According to DNA arcaheologists, all of Homo sapiens originated from the Rift Valley of Africa. As in many of us, my paternal DNA identifies Egypt as my ancestors’ exit point from Africa 40,000 years ago, and initially they were not white. The white skin pigment was developed by people who migrated to cooler northern climates so they could attract more light to absorb crucial vitamin A. I mention this because a Celtic (Caucasian) connection for the red-haired Māori of New Zealand (Celts originated from around Austria in central Europe) is invoked in this book. We now know that there was an earlier exit migration from Africa that allowed the Aboriginal people to arrive in Australia. Neanderthal DNA, belonging to Europe’s earliest humanoid ancestors, offers a conundrum that has not been fully explained yet. The Hatshepsut expedition may have brought maize back to Egypt; Ptolemy II’s expedition may have helped later to create a world map by cartographer Claudius Ptolemy (234 AD), a copy of which was dedicated to him in 1507 by German cartographer Martin Waldseemüller. Astonishingly I admit, there is a high probability that the latter’s map shows Australia and New Zealand.
However it is Aldworth’s photograph of corn and pineapples, endemic to South America, on Hatsheput’s temple murals and his positing that the eastern kingdom of Punt, “the Land of the Gods”, may have stretched all the way to the Americas and is probably the most compelling evidence up to this date, has been added to this debate, in New Zealand at least. The possibility that Monica Matamua’s ancestors also brought corn from Peru to New Zealand, is now out there to be speculated on and discussed in the future.

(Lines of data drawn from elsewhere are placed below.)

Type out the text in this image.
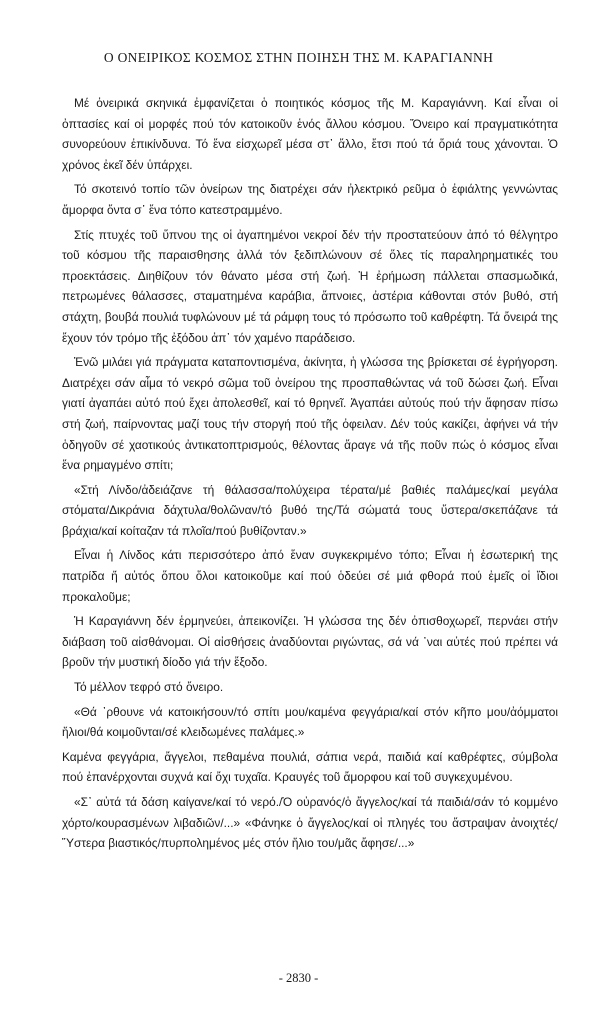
Ο ΟΝΕΙΡΙΚΟΣ ΚΟΣΜΟΣ ΣΤΗΝ ΠΟΙΗΣΗ ΤΗΣ Μ. ΚΑΡΑΓΙΑΝΝΗ

Μέ ὀνειρικά σκηνικά ἐμφανίζεται ὁ ποιητικός κόσμος τῆς Μ. Καραγιάννη. Καί εἶναι οἱ ὀπτασίες καί οἱ μορφές πού τόν κατοικοῦν ἑνός ἄλλου κόσμου. Ὄνειρο καί πραγματικότητα συνορεύουν ἐπικίνδυνα. Τό ἕνα εἰσχωρεῖ μέσα στ᾿ ἄλλο, ἔτσι πού τά ὅριά τους χάνονται. Ὁ χρόνος ἐκεῖ δέν ὑπάρχει.

Τό σκοτεινό τοπίο τῶν ὀνείρων της διατρέχει σάν ἠλεκτρικό ρεῦμα ὁ ἐφιάλτης γεννώντας ἄμορφα ὄντα σ᾿ ἕνα τόπο κατεστραμμένο.

Στίς πτυχές τοῦ ὕπνου της οἱ ἀγαπημένοι νεκροί δέν τήν προστατεύουν ἀπό τό θέλγητρο τοῦ κόσμου τῆς παραισθησης ἀλλά τόν ξεδιπλώνουν σέ ὅλες τίς παραληρηματικές του προεκτάσεις. Διηθίζουν τόν θάνατο μέσα στή ζωή. Ἡ ἐρήμωση πάλλεται σπασμωδικά, πετρωμένες θάλασσες, σταματημένα καράβια, ἄπνοιες, ἀστέρια κάθονται στόν βυθό, στή στάχτη, βουβά πουλιά τυφλώνουν μέ τά ράμφη τους τό πρόσωπο τοῦ καθρέφτη. Τά ὄνειρά της ἔχουν τόν τρόμο τῆς ἐξόδου ἀπ᾿ τόν χαμένο παράδεισο.

Ἐνῶ μιλάει γιά πράγματα καταποντισμένα, ἀκίνητα, ἡ γλώσσα της βρίσκεται σέ ἐγρήγορση. Διατρέχει σάν αἷμα τό νεκρό σῶμα τοῦ ὀνείρου της προσπαθώντας νά τοῦ δώσει ζωή. Εἶναι γιατί ἀγαπάει αὐτό πού ἔχει ἀπολεσθεῖ, καί τό θρηνεῖ. Ἀγαπάει αὐτούς πού τήν ἄφησαν πίσω στή ζωή, παίρνοντας μαζί τους τήν στοργή πού τῆς ὀφειλαν. Δέν τούς κακίζει, ἀφήνει νά τήν ὁδηγοῦν σέ χαοτικούς ἀντικατοπτρισμούς, θέλοντας ἄραγε νά τῆς ποῦν πώς ὁ κόσμος εἶναι ἕνα ρημαγμένο σπίτι;

«Στή Λίνδο/ἀδειάζανε τή θάλασσα/πολύχειρα τέρατα/μέ βαθιές παλάμες/καί μεγάλα στόματα/Δικράνια δάχτυλα/θολῶναν/τό βυθό της/Τά σώματά τους ὕστερα/σκεπάζανε τά βράχια/καί κοίταζαν τά πλοῖα/πού βυθίζονταν.»

Εἶναι ἡ Λίνδος κάτι περισσότερο ἀπό ἕναν συγκεκριμένο τόπο; Εἶναι ἡ ἐσωτερική της πατρίδα ἤ αὐτός ὅπου ὅλοι κατοικοῦμε καί πού ὁδεύει σέ μιά φθορά πού ἐμεῖς οἱ ἴδιοι προκαλοῦμε;

Ἡ Καραγιάννη δέν ἑρμηνεύει, ἀπεικονίζει. Ἡ γλώσσα της δέν ὀπισθοχωρεῖ, περνάει στήν διάβαση τοῦ αἰσθάνομαι. Οἱ αἰσθήσεις ἀναδύονται ριγώντας, σά νά ᾿ναι αὐτές πού πρέπει νά βροῦν τήν μυστική δίοδο γιά τήν ἔξοδο.

Τό μέλλον τεφρό στό ὄνειρο.

«Θά ᾿ρθουνε νά κατοικήσουν/τό σπίτι μου/καμένα φεγγάρια/καί στόν κῆπο μου/ἀόμματοι ἥλιοι/θά κοιμοῦνται/σέ κλειδωμένες παλάμες.»

Καμένα φεγγάρια, ἄγγελοι, πεθαμένα πουλιά, σάπια νερά, παιδιά καί καθρέφτες, σύμβολα πού ἐπανέρχονται συχνά καί ὄχι τυχαῖα. Κραυγές τοῦ ἄμορφου καί τοῦ συγκεχυμένου.

«Σ᾿ αὐτά τά δάση καίγανε/καί τό νερό./Ὁ οὐρανός/ὁ ἄγγελος/καί τά παιδιά/σάν τό κομμένο χόρτο/κουρασμένων λιβαδιῶν/...» «Φάνηκε ὁ ἄγγελος/καί οἱ πληγές του ἄστραψαν ἀνοιχτές/Ὕστερα βιαστικός/πυρπολημένος μές στόν ἥλιο του/μᾶς ἄφησε/...»

- 2830 -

I remember years ago visiting the tomb of Tutankhamen at the Cairo Museum and seeing an array of boomerangs. Immediately the question arose: which way did the boomerang travel: From Australia to Egypt or vice versa? Or was it discovered at the same time in both places? We now know through carbon dating that the Aboriginal people have been on our neighbouring continent for 70,000 years, doubling the previous estimate of 35,000 years. The DNA of the ancestors of the Māori shows that they set out from China between 6,000 and 10,000 years ago.
Those ancient travelling peoples, whatever their origins, achieved heroic feats and should be honoured by us through keeping an open mind when reflecting on the past.
POSTSCRIPT: Based on her DNA Monica Matamua's people the Patupaiarehe (Te Ngati Noho) whose whakapapa goes back 74 generations have been granted rights over their current lands by the Treaty of Whaitangi Tribunnal.